Another one of my ideas to "learn more about UX by doing" was to redesign a popular page: the Amazon product detail page.


User Research

I conducted a survey in order to determine which areas to focus the redesign on. I picked major areas of the standard product detail page and asked for usability ratings. Whichever areas got the lowest ratings would be the ones I would focus on redesigning.

The research focused on a product that was pretty popular and universally appealing: a tablet. I also made sure it was an Amazon Fire tablet, as I expected Amazon to spend the most effort on the pages for their own products.

I posted this survey on my personal Facebook page and got nine responses.


Research Insights

Survey questions

3. Please rate the overall ease of comparing this Fire 7 tablet's specifications to the specifications of other Fire tablets.
6. Please rate the overall ease of adding this tablet to your default Wish List.

Question 3 got two "2" ratings, and Question 6 is the only question to get a "1," so I focused on redesigning these areas: comparing product specs and adding products to a Wish List.

Select additional feedback

1. What is your initial impression upon seeing this page? What feelings does it evoke? Please use 1-3 adjectives.

"Helpful" "The page seems very busy, small font, and full of information." "Easy, simple, smooth" "techy, comprehensive, slightly cumbersome"

Optional: Comments or questions

"Probably all very easy for someone who is used to purchasing on Amazon but if someone has never used Amazon, may be another story for some questions."

"It's clear how to add to wishlist when you are reading reviews. A little less clear when I'm on the main page."

"Super busy pages. Having never shopped on Amazon before some tasks were hard, others seemed very simple."

"Battery would have been much much harder to find without CTRL+F. I also feel like "Add to wish list" should be up alongside "Add to Cart" and "Buy Now""


Product Comparison

I was initially unsure as to how I would improve upon the table format Amazon already uses in comparing product specifications. My users didn't like it, but how could it be done better? I went back to the results of my user survey and saw a comment about "too much information" and "overwhelming," and I knew exactly what to do. Instead of providing users all the information they could possibly know, I wanted to design a dynamic filter that asked the user what information they WANTED to know.

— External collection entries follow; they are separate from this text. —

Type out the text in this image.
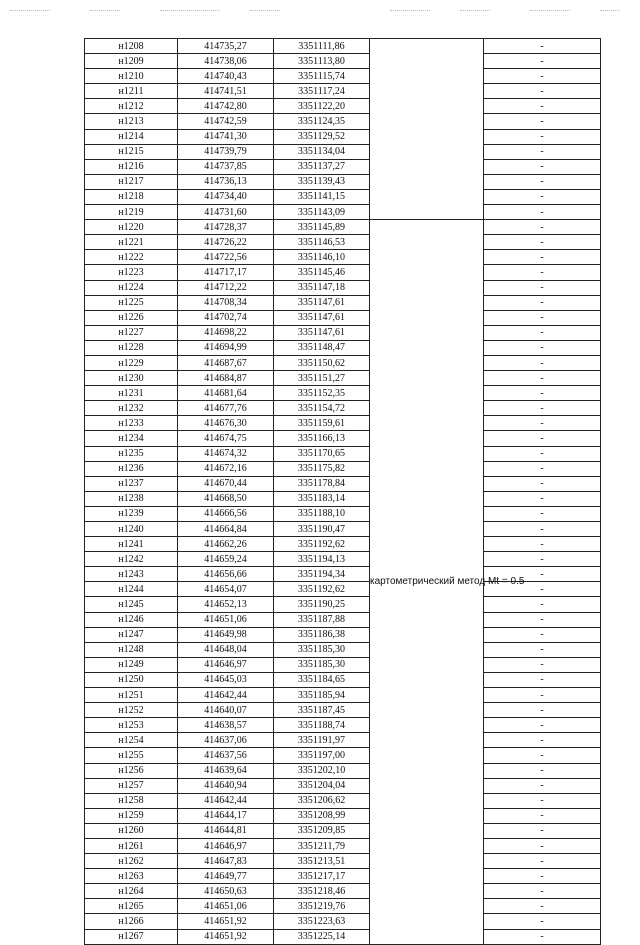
н1208	414735,27	3351111,86		-
н1209	414738,06	3351113,80		-
н1210	414740,43	3351115,74		-
н1211	414741,51	3351117,24		-
н1212	414742,80	3351122,20		-
н1213	414742,59	3351124,35		-
н1214	414741,30	3351129,52		-
н1215	414739,79	3351134,04		-
н1216	414737,85	3351137,27		-
н1217	414736,13	3351139,43		-
н1218	414734,40	3351141,15		-
н1219	414731,60	3351143,09		-
н1220	414728,37	3351145,89	картометрический метод Mt = 0.5	-
н1221	414726,22	3351146,53		-
н1222	414722,56	3351146,10		-
н1223	414717,17	3351145,46		-
н1224	414712,22	3351147,18		-
н1225	414708,34	3351147,61		-
н1226	414702,74	3351147,61		-
н1227	414698,22	3351147,61		-
н1228	414694,99	3351148,47		-
н1229	414687,67	3351150,62		-
н1230	414684,87	3351151,27		-
н1231	414681,64	3351152,35		-
н1232	414677,76	3351154,72		-
н1233	414676,30	3351159,61		-
н1234	414674,75	3351166,13		-
н1235	414674,32	3351170,65		-
н1236	414672,16	3351175,82		-
н1237	414670,44	3351178,84		-
н1238	414668,50	3351183,14		-
н1239	414666,56	3351188,10		-
н1240	414664,84	3351190,47		-
н1241	414662,26	3351192,62		-
н1242	414659,24	3351194,13		-
н1243	414656,66	3351194,34		-
н1244	414654,07	3351192,62		-
н1245	414652,13	3351190,25		-
н1246	414651,06	3351187,88		-
н1247	414649,98	3351186,38		-
н1248	414648,04	3351185,30		-
н1249	414646,97	3351185,30		-
н1250	414645,03	3351184,65		-
н1251	414642,44	3351185,94		-
н1252	414640,07	3351187,45		-
н1253	414638,57	3351188,74		-
н1254	414637,06	3351191,97		-
н1255	414637,56	3351197,00		-
н1256	414639,64	3351202,10		-
н1257	414640,94	3351204,04		-
н1258	414642,44	3351206,62		-
н1259	414644,17	3351208,99		-
н1260	414644,81	3351209,85		-
н1261	414646,97	3351211,79		-
н1262	414647,83	3351213,51		-
н1263	414649,77	3351217,17		-
н1264	414650,63	3351218,46		-
н1265	414651,06	3351219,76		-
н1266	414651,92	3351223,63		-
н1267	414651,92	3351225,14		-
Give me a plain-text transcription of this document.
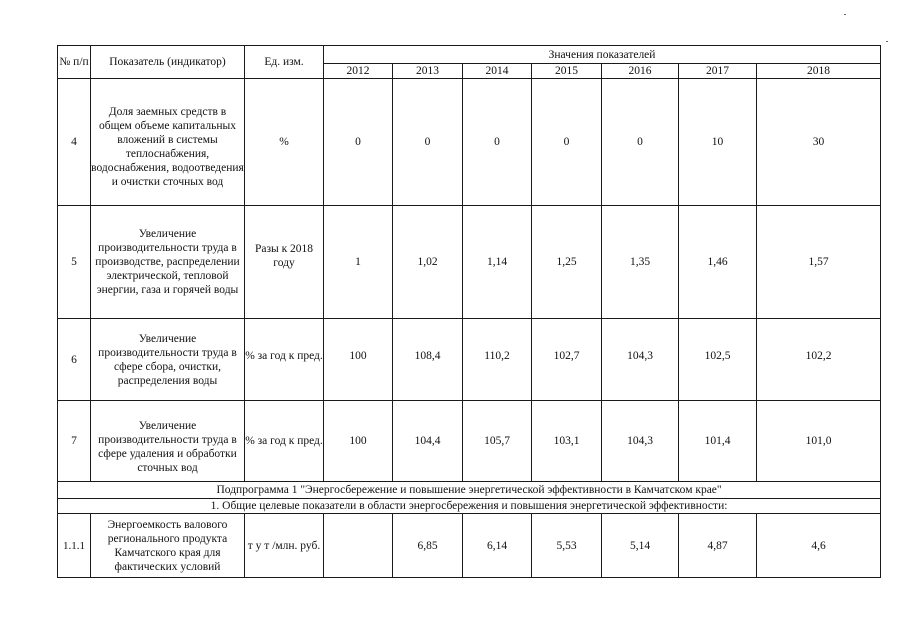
№ п/п	Показатель (индикатор)	Ед. изм.	Значения показателей						
			2012	2013	2014	2015	2016	2017	2018
4	Доля заемных средств в общем объеме капитальных вложений в системы теплоснабжения, водоснабжения, водоотведения и очистки сточных вод	%	0	0	0	0	0	10	30
5	Увеличение производительности труда в производстве, распределении электрической, тепловой энергии, газа и горячей воды	Разы к 2018 году	1	1,02	1,14	1,25	1,35	1,46	1,57
6	Увеличение производительности труда в сфере сбора, очистки, распределения воды	% за год к пред.	100	108,4	110,2	102,7	104,3	102,5	102,2
7	Увеличение производительности труда в сфере удаления и обработки сточных вод	% за год к пред.	100	104,4	105,7	103,1	104,3	101,4	101,0
Подпрограмма 1 "Энергосбережение и повышение энергетической эффективности в Камчатском крае"									
1. Общие целевые показатели в области энергосбережения и повышения энергетической эффективности:									
1.1.1	Энергоемкость валового регионального продукта Камчатского края для фактических условий	т у т /млн. руб.		6,85	6,14	5,53	5,14	4,87	4,6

I imagined that this component has a default state with nothing checked and no products displaying. The user then checks off which specifications they'd like to compare, clicks the CTA "Help Me Choose", and only then do the product cards load. I initially considered having the product cards regenerate as the user's selections changed, but didn't move forward as I expected there would be an impact to UX with slower internet speeds.

Add to Wishlist

Reimagining the "Add to list" functionality - as built into the checkout sidebar - was also hard at first glance. It's funny how some things become so ingrained that it is hard to imagine them any other way. I did, however, already know I was going to a) placeholder the rest of the page and b) redo the entire checkout sidebar, so I built the placeholder on the first 2/3 of the screen.

Next I took a hard look at the checkout sidebar - what is extraneous and can be removed? What are the main actions a user might want to take? I knew I could remove the add-on suggestions, warranty options, et cetera because those could easily be a step in the checkout flow. They didn't need to be in this sidebar. From there I determined three actions depending on the user's stage of the buyer's journey: buy immediately, add to a cart, or add to a list.

Amazon uses a few different CTA-style colors for their buttons (not really sure why) so I picked one button to highlight and figure that probably the best compromise between user needs and business requirements would be the "Add to Cart" button. I designed it so that this button and it's options would be open by default. However, if you clicked on "Add to List" it would expand its own options and  the "Add to Cart" section would collapse entirely. Then of course, I simplified a lot of the information left in the sidebar.



To be expanded.

I thought about posting these wires to my users and ask for feedback for an iteration. One concern I have is that I allowed for anonymity, so I don't exactly know who all of my users are.